First, it was taxes. Republican House Majority Leader Eric Cantor and Republican Senate Minority Whip John Kyl petulantly abandoned debt negotiation talks with Democrats because the Republicans are firmly opposed to any repeal of tax breaks for the super rich.  Here were are, a nation that has always relied on those who get the most out of America to give the most back — now at a time when, as the profits of the rich continue to reach record levels, unemployment and economic stagnation for the rest of us remains.  All the Democrats want to do is restore the upper tax rates to the levels under President Clinton, then the economy was thriving — not even to the much, much higher levels under past Republican presidents like Reagan or Eisenhower.  And almost two-thirds of Americans agree that we should raise taxes on the rich to address the deficit

Yet the Republicans continue to push irresponsible and unpopular cuts to Medicare and Medicaid.  It should now be apparent to every American that the Republican agenda in these respects does not prioritize the economic health and well-being of the hardworking American middle class but, rather, the greedy interests of wealthy campaign donors and Wall Street.  The GOP would rather create even richer billionaires than create more jobs for working people.  The GOP would rather give handouts to insurance companies than make sure our seniors can keep affording their health care. 

Meanwhile, in an historic vote on the right side of history and basic human decency, New York has enacted marriage equality for same-sex couples.  Four — count ‘em, four! — Republicans in the state senate voted in support of the law.  Meanwhile, 53% of Americans — a majority — support same-sex marriage.  And, as we know from the history of comparable civil rights struggles, public opinion will only grow more favorable.  And, unless they do something, the Republicans will grow even further out of touch.

In the short term, this doesn’t bode well for Republicans in 2012.  Apart from the fact that they don’t seem to have a candidate who possesses both a genuine smile and a genuine knowledge of American history, the Republicans are quickly losing public opinion on every political issue on which they’ve sought to demagogue in the past.   It will get harder and harder to gin up fear about gay marriage and divide voters as public opinion tips further toward marriage equality. And despite having successfully elevated the deficit as a political issue in 2010, the Republicans are showing a pathetic lack of leadership in seriously solving the problem — meanwhile, putting our entire nation at risk of default.  In fact, the very same deficit crisis Republicans played up to win in 2010 will likely be their downfall in 2012.

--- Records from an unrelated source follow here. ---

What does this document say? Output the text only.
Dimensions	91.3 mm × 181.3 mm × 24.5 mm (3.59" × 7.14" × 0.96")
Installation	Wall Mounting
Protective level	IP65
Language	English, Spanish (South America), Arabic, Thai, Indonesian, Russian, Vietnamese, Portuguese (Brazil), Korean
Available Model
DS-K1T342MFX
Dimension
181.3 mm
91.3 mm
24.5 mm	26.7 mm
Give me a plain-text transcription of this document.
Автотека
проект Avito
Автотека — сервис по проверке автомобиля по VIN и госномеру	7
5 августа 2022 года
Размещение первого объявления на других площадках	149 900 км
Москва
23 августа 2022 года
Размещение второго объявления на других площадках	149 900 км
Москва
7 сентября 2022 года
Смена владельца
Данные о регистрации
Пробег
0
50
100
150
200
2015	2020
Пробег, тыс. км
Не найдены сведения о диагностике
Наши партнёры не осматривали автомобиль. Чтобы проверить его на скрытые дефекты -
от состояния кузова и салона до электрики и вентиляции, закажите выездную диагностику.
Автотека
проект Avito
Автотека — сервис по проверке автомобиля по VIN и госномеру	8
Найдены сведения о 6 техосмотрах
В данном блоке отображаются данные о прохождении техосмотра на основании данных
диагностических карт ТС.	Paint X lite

But in the long term, I worry about the health of our democracy, such as it already was, when one of the two major political parties is so beholden to special interests that it increasingly ignores the interests of not only all voters but even its own base.  The Tea Party, albeit entertaining, has meant that Republican figures like Michelle Bachmann hold greater sway than someone like John Huntsman or Gary Johnson who, while I may not personally agree with their politics, I can objectively state they are more in line with the American mainstream than Ms. Bachmann could ever dream to be.

Which makes the surge of Bachmann and the pro-rich petulance of Cantor and Kyl a dream for the Democrats in 2012 — but, ultimately, a nightmare for our collective political future.